At this point I thought we were probably off-route, but the pitch ahead looked somewhat doable. Meanwhile Sean went far to the climber’s right to try out his line, which looked to be class 5 as well. I took the rope out again and started soloing the pitch. About 1/3 of the way up I realized that it’s harder than appeared but not much farther up I found a small rock horn to finally put in one piece of pro. At this point Sean had backed off from this route saying there’s one committing move higher up on questionable rock that he didn’t want to do without a rope. Meanwhile I faced a step that if I made the move then I was committed to finish this pitch as there’s no down-climbing from that spot. It took me about 10 minutes to make the commitment and higher up near an open-book feature I found another rock horn to put in the second piece of pro. The boulder move out of this corner to the left was the hardest in this pitch and took me a couple more minutes to make the commitment and after that, with only a few more meters of rope left I found a bomber boulder to belay Adam and Sean up.



The terrain ahead appeared easy. We all thought that we must have finished the technical portions as what we had just done was a sustained pitch of class 5 climbing and the reference trip report said the climbing was “near the summit”. We left the rope and the anchor behind and I even decided to just scramble the rest in rock shoes, leaving the trail shoes behind. Little did we know that more climbing was yet to come, and what we had just done was entirely off-route and the trip report’s class 5 was on a different spot lower down. The route towards the summit block was mostly straightforward but the summit block started to look daunting again. None of us could find an obvious attack but Sean and I scrambled out climber’s right and committed to an uber-exposed 4th class corner that felt awkward even with rock shoes.

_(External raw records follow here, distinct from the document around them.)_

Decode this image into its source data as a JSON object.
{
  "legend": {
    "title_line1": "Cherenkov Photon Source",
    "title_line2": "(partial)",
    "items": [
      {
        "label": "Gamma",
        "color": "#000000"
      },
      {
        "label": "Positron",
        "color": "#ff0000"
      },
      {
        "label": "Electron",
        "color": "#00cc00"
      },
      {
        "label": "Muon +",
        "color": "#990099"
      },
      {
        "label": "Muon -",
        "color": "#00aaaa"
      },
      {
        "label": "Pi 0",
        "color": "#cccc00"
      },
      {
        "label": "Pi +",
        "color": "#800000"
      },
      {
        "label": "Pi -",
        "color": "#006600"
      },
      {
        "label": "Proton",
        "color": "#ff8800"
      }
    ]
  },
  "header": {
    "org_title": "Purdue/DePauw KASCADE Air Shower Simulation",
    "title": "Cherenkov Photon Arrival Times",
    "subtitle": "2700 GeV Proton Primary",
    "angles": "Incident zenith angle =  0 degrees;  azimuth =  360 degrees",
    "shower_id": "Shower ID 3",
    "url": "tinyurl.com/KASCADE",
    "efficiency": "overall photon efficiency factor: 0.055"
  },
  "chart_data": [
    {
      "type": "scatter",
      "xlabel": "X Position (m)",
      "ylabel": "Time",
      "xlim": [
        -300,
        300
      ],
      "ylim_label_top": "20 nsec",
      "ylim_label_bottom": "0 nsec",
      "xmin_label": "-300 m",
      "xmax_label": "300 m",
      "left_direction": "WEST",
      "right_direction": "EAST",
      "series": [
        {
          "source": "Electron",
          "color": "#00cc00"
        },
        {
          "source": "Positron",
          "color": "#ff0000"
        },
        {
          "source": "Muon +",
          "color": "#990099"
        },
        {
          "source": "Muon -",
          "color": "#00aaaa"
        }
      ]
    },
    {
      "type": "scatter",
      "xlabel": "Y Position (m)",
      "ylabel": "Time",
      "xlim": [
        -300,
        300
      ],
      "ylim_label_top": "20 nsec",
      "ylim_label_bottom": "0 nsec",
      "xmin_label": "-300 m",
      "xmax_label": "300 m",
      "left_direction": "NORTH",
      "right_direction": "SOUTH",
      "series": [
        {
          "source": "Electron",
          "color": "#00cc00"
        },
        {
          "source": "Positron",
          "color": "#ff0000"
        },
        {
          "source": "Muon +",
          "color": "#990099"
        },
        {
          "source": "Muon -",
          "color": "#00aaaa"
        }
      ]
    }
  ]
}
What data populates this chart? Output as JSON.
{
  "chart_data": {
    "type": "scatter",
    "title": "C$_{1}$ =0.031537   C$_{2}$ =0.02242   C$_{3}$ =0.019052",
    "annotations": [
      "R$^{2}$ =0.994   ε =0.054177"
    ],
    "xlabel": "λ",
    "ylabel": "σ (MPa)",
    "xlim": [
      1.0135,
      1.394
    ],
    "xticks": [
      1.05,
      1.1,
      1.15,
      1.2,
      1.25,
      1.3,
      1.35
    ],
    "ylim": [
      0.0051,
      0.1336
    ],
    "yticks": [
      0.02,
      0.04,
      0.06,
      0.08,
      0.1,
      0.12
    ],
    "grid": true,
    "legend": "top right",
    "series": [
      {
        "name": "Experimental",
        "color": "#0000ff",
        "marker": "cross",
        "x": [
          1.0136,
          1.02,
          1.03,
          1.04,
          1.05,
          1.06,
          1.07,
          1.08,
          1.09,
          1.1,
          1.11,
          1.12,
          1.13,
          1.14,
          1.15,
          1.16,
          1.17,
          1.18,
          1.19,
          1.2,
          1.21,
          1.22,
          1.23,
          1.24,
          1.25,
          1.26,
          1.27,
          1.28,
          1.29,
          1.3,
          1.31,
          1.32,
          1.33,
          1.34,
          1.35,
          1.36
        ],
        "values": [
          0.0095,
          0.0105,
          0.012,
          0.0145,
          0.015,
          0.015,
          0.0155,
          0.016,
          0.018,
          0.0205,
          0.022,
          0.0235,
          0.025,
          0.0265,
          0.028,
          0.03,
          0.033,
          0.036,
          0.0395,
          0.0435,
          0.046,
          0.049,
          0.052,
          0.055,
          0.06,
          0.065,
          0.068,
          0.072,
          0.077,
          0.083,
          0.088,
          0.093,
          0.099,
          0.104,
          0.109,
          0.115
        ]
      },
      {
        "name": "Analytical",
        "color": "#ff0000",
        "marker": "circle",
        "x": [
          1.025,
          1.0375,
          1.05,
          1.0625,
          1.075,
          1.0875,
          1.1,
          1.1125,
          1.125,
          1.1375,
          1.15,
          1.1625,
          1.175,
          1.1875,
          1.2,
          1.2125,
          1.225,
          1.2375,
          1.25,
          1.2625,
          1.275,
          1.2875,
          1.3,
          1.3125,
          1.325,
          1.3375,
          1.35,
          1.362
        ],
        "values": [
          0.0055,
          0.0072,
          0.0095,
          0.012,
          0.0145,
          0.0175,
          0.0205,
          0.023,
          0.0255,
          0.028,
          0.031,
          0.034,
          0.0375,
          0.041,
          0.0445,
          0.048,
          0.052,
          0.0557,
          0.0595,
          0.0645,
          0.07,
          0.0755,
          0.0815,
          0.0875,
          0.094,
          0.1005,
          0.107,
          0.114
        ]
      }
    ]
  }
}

Adam didn’t like this option and eventually found his way by pulling up an overhanging, but protected boulder move. Reaching this summit felt exciting and satisfactory afterwards but we had to find out a way to descend, with only one 30 m rope and limited amount of slings. The worst case we could rappel off that crux pitch in two 15-m rappels but I would rather not to. Adam and Sean turned on their cell phone data and read Stav’s trip report cautiously for one more time.













Adam confirmed that Stav’s group had climbed his route so we followed Adam’s lead descending to that overhanging lip. Adam dropped in first. I down-climbed and Sean simply just jumped the step. We then descended to the top of our exploratory pitch and cleaned the anchor and rope. We traversed down-climber’s right to the top of a grotto-feature that Sean confirmed was in Stav’s trip report. Sean volunteered to down-climb but Adam and I opted to rappel. I wrapped the rope itself around a boulder so we did not need to leave any sling behind. We then did a second rappel off the “class 5 pitch” in Stav’s trip report, leaving one sling behind. At the bottom of this pitch we found an exposed but easy ledge to traverse out down-climber’s right and after that we had descended onto easy terrain. We soon descended past the start of our first slab pitch and realized that we had basically climbed a new route and misinterpreted the entire “beta”. The class 5 climbing was also nowhere “near the summit” but rather the first pitch of the “correct route”, although that overhanging boulder move near the top itself was definitely class 5, but not long/exposed. We continued the descent to the bottom of the bowl and carried on towards “Havasuper Peak“.